Ted Mosby is a psychopath.
Read on if you dare.
Interestingly, the article got picked up by Meaghen Hale, over at TV Consultants, who responded to my unbalanced jabbering with a very reasonable, very sane response.
Ted is romantic and sentimental. He makes grand gestures. He puts his heart on the line. He breaks into Robin’s apartment to serenade her with a cerulean symphony.
Maybe it is insane—but not in the way you think.
Ted is possessed by the insanity of love.
Hear me out. There is a certain point where the cost of love seems to outweigh the benefit. You have to put yourself out there. You have to wait. You have to try and fail, sometimes with a lot of people. You have to take a risk on someone. You have to be vulnerable. You have to give yourself fully and receive wholeheartedly. You have to bear all things, believe all things, hope all things, and endure all things.

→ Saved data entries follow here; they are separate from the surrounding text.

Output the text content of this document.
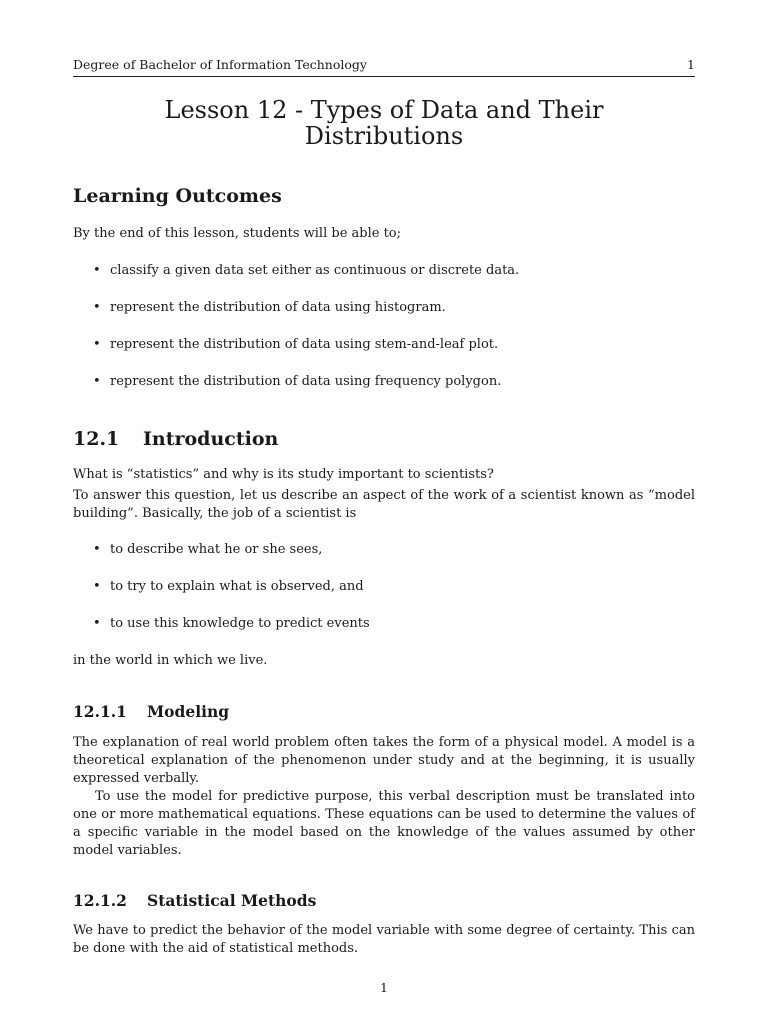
Degree of Bachelor of Information Technology	1
Lesson 12 - Types of Data and Their
Distributions
Learning Outcomes

By the end of this lesson, students will be able to;

• classify a given data set either as continuous or discrete data.

• represent the distribution of data using histogram.

• represent the distribution of data using stem-and-leaf plot.

• represent the distribution of data using frequency polygon.

12.1 Introduction

What is “statistics” and why is its study important to scientists?

To answer this question, let us describe an aspect of the work of a scientist known as “model building”. Basically, the job of a scientist is

• to describe what he or she sees,

• to try to explain what is observed, and

• to use this knowledge to predict events

in the world in which we live.

12.1.1 Modeling

The explanation of real world problem often takes the form of a physical model. A model is a theoretical explanation of the phenomenon under study and at the beginning, it is usually expressed verbally.

To use the model for predictive purpose, this verbal description must be translated into one or more mathematical equations. These equations can be used to determine the values of a specific variable in the model based on the knowledge of the values assumed by other model variables.

12.1.2 Statistical Methods

We have to predict the behavior of the model variable with some degree of certainty. This can be done with the aid of statistical methods.

1
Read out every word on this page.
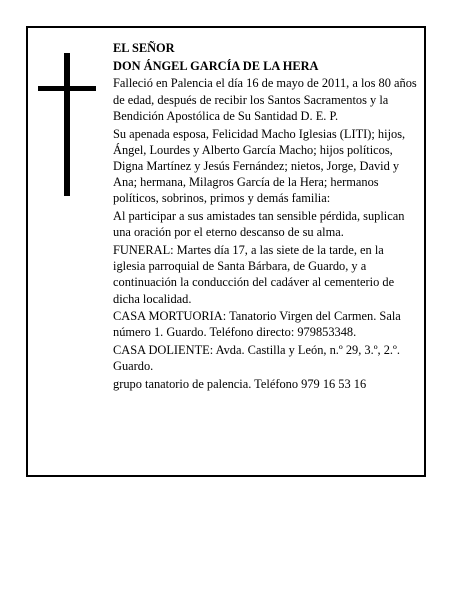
EL SEÑOR

DON ÁNGEL GARCÍA DE LA HERA

Falleció en Palencia el día 16 de mayo de 2011, a los 80 años de edad, después de recibir los Santos Sacramentos y la Bendición Apostólica de Su Santidad D. E. P.

Su apenada esposa, Felicidad Macho Iglesias (LITI); hijos, Ángel, Lourdes y Alberto García Macho; hijos políticos, Digna Martínez y Jesús Fernández; nietos, Jorge, David y Ana; hermana, Milagros García de la Hera; hermanos políticos, sobrinos, primos y demás familia:

Al participar a sus amistades tan sensible pérdida, suplican una oración por el eterno descanso de su alma.

FUNERAL: Martes día 17, a las siete de la tarde, en la iglesia parroquial de Santa Bárbara, de Guardo, y a continuación la conducción del cadáver al cementerio de dicha localidad.

CASA MORTUORIA: Tanatorio Virgen del Carmen. Sala número 1. Guardo. Teléfono directo: 979853348.

CASA DOLIENTE: Avda. Castilla y León, n.º 29, 3.º, 2.º. Guardo.

grupo tanatorio de palencia. Teléfono 979 16 53 16
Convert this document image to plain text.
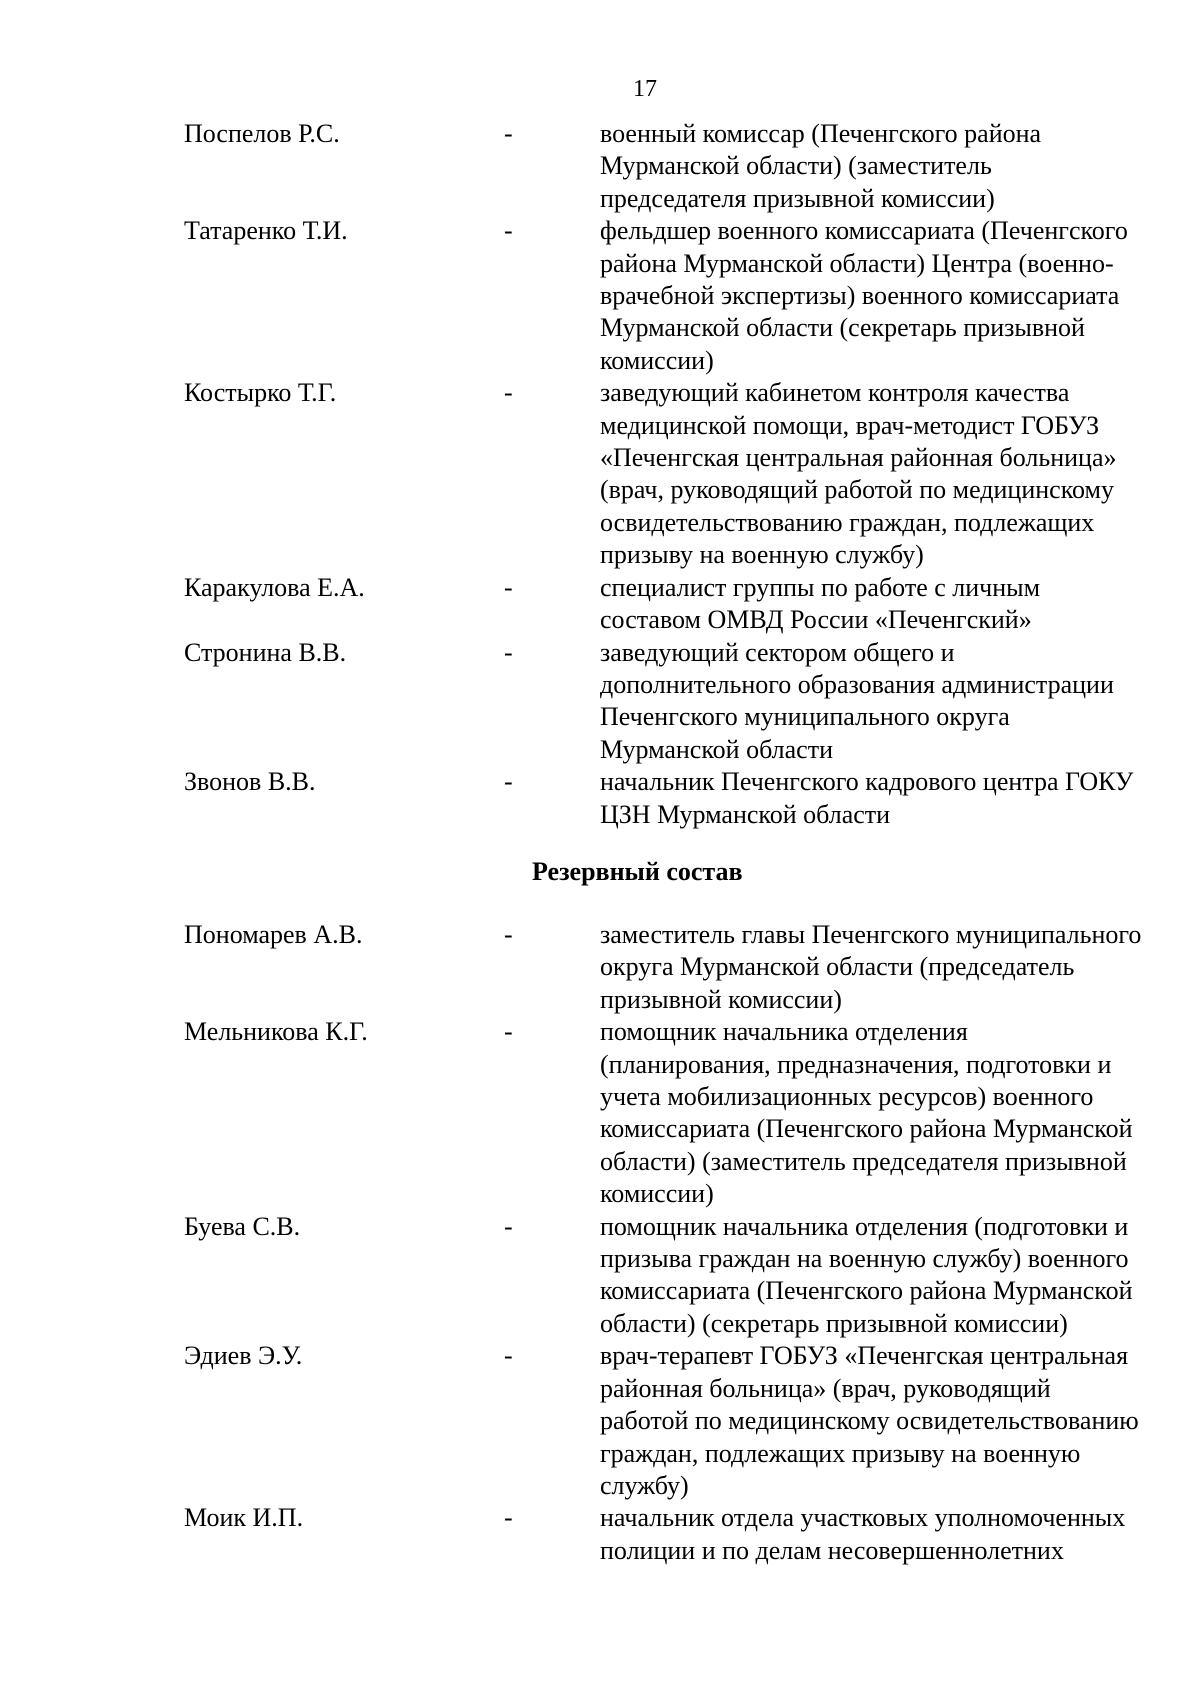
17
Поспелов Р.С.	-	военный комиссар (Печенгского района
Мурманской области) (заместитель
председателя призывной комиссии)
Татаренко Т.И.	-	фельдшер военного комиссариата (Печенгского
района Мурманской области) Центра (военно-
врачебной экспертизы) военного комиссариата
Мурманской области (секретарь призывной
комиссии)
Костырко Т.Г.	-	заведующий кабинетом контроля качества
медицинской помощи, врач-методист ГОБУЗ
«Печенгская центральная районная больница»
(врач, руководящий работой по медицинскому
освидетельствованию граждан, подлежащих
призыву на военную службу)
Каракулова Е.А.	-	специалист группы по работе с личным
составом ОМВД России «Печенгский»
Стронина В.В.	-	заведующий сектором общего и
дополнительного образования администрации
Печенгского муниципального округа
Мурманской области
Звонов В.В.	-	начальник Печенгского кадрового центра ГОКУ
ЦЗН Мурманской области
Резервный состав
Пономарев А.В.	-	заместитель главы Печенгского муниципального
округа Мурманской области (председатель
призывной комиссии)
Мельникова К.Г.	-	помощник начальника отделения
(планирования, предназначения, подготовки и
учета мобилизационных ресурсов) военного
комиссариата (Печенгского района Мурманской
области) (заместитель председателя призывной
комиссии)
Буева С.В.	-	помощник начальника отделения (подготовки и
призыва граждан на военную службу) военного
комиссариата (Печенгского района Мурманской
области) (секретарь призывной комиссии)
Эдиев Э.У.	-	врач-терапевт ГОБУЗ «Печенгская центральная
районная больница» (врач, руководящий
работой по медицинскому освидетельствованию
граждан, подлежащих призыву на военную
службу)
Моик И.П.	-	начальник отдела участковых уполномоченных
полиции и по делам несовершеннолетних
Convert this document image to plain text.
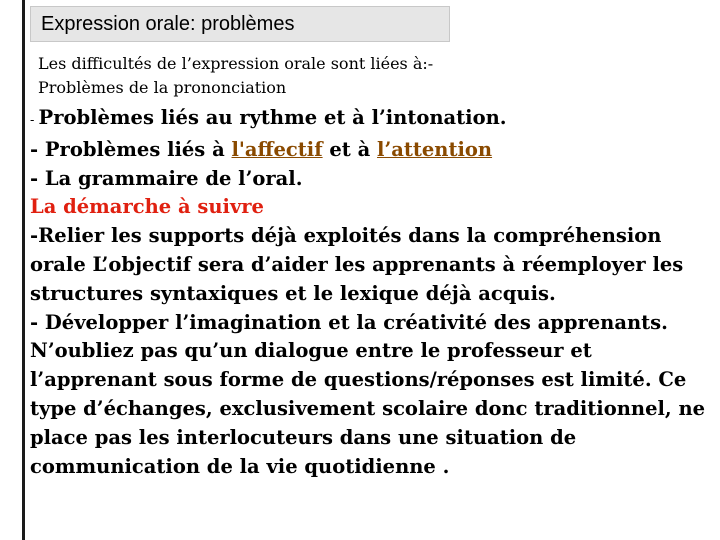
Expression orale: problèmes
Les difficultés de l’expression orale sont liées à:-
Problèmes de la prononciation
- Problèmes liés au rythme et à l’intonation.
- Problèmes liés à l'affectif et à l’attention
- La grammaire de l’oral.
La démarche à suivre
-Relier les supports déjà exploités dans la compréhension orale L’objectif sera d’aider les apprenants à réemployer les structures syntaxiques et le lexique déjà acquis.
- Développer l’imagination et la créativité des apprenants. N’oubliez pas qu’un dialogue entre le professeur et l’apprenant sous forme de questions/réponses est limité. Ce type d’échanges, exclusivement scolaire donc traditionnel, ne place pas les interlocuteurs dans une situation de communication de la vie quotidienne .
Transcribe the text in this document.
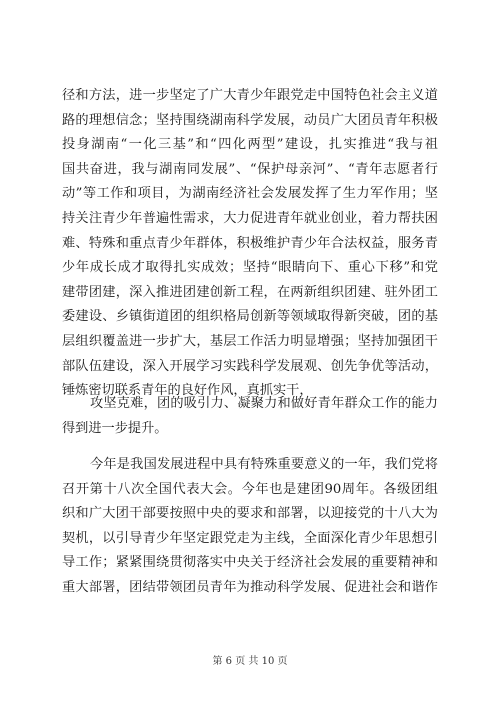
径和方法，进一步坚定了广大青少年跟党走中国特色社会主义道
路的理想信念；坚持围绕湖南科学发展，动员广大团员青年积极
投身湖南“一化三基”和“四化两型”建设，扎实推进“我与祖
国共奋进，我与湖南同发展”、“保护母亲河”、“青年志愿者行
动”等工作和项目，为湖南经济社会发展发挥了生力军作用；坚
持关注青少年普遍性需求，大力促进青年就业创业，着力帮扶困
难、特殊和重点青少年群体，积极维护青少年合法权益，服务青
少年成长成才取得扎实成效；坚持“眼睛向下、重心下移”和党
建带团建，深入推进团建创新工程，在两新组织团建、驻外团工
委建设、乡镇街道团的组织格局创新等领域取得新突破，团的基
层组织覆盖进一步扩大，基层工作活力明显增强；坚持加强团干
部队伍建设，深入开展学习实践科学发展观、创先争优等活动，
锤炼密切联系青年的良好作风，真抓实干，
攻坚克难，团的吸引力、凝聚力和做好青年群众工作的能力
得到进一步提升。
今年是我国发展进程中具有特殊重要意义的一年，我们党将
召开第十八次全国代表大会。今年也是建团90周年。各级团组
织和广大团干部要按照中央的要求和部署，以迎接党的十八大为
契机，以引导青少年坚定跟党走为主线，全面深化青少年思想引
导工作；紧紧围绕贯彻落实中央关于经济社会发展的重要精神和
重大部署，团结带领团员青年为推动科学发展、促进社会和谐作
第 6 页 共 10 页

Fair point, Meaghen! One thing, though—you say that Ted's "eidetic memory" is evidence of his sanity. I think it's the exact opposite. No one can tell such vivid stories accurately. Either he's embellishing the narrative to make himself the hero and not the villain, or the whole story has been fabricated by his twisted, broken mind. His memory isn't eidetic—it's hallucinatory.
Or it's just a totally pleasant TV show that I maybe shouldn't make such a big deal about. That could be it too.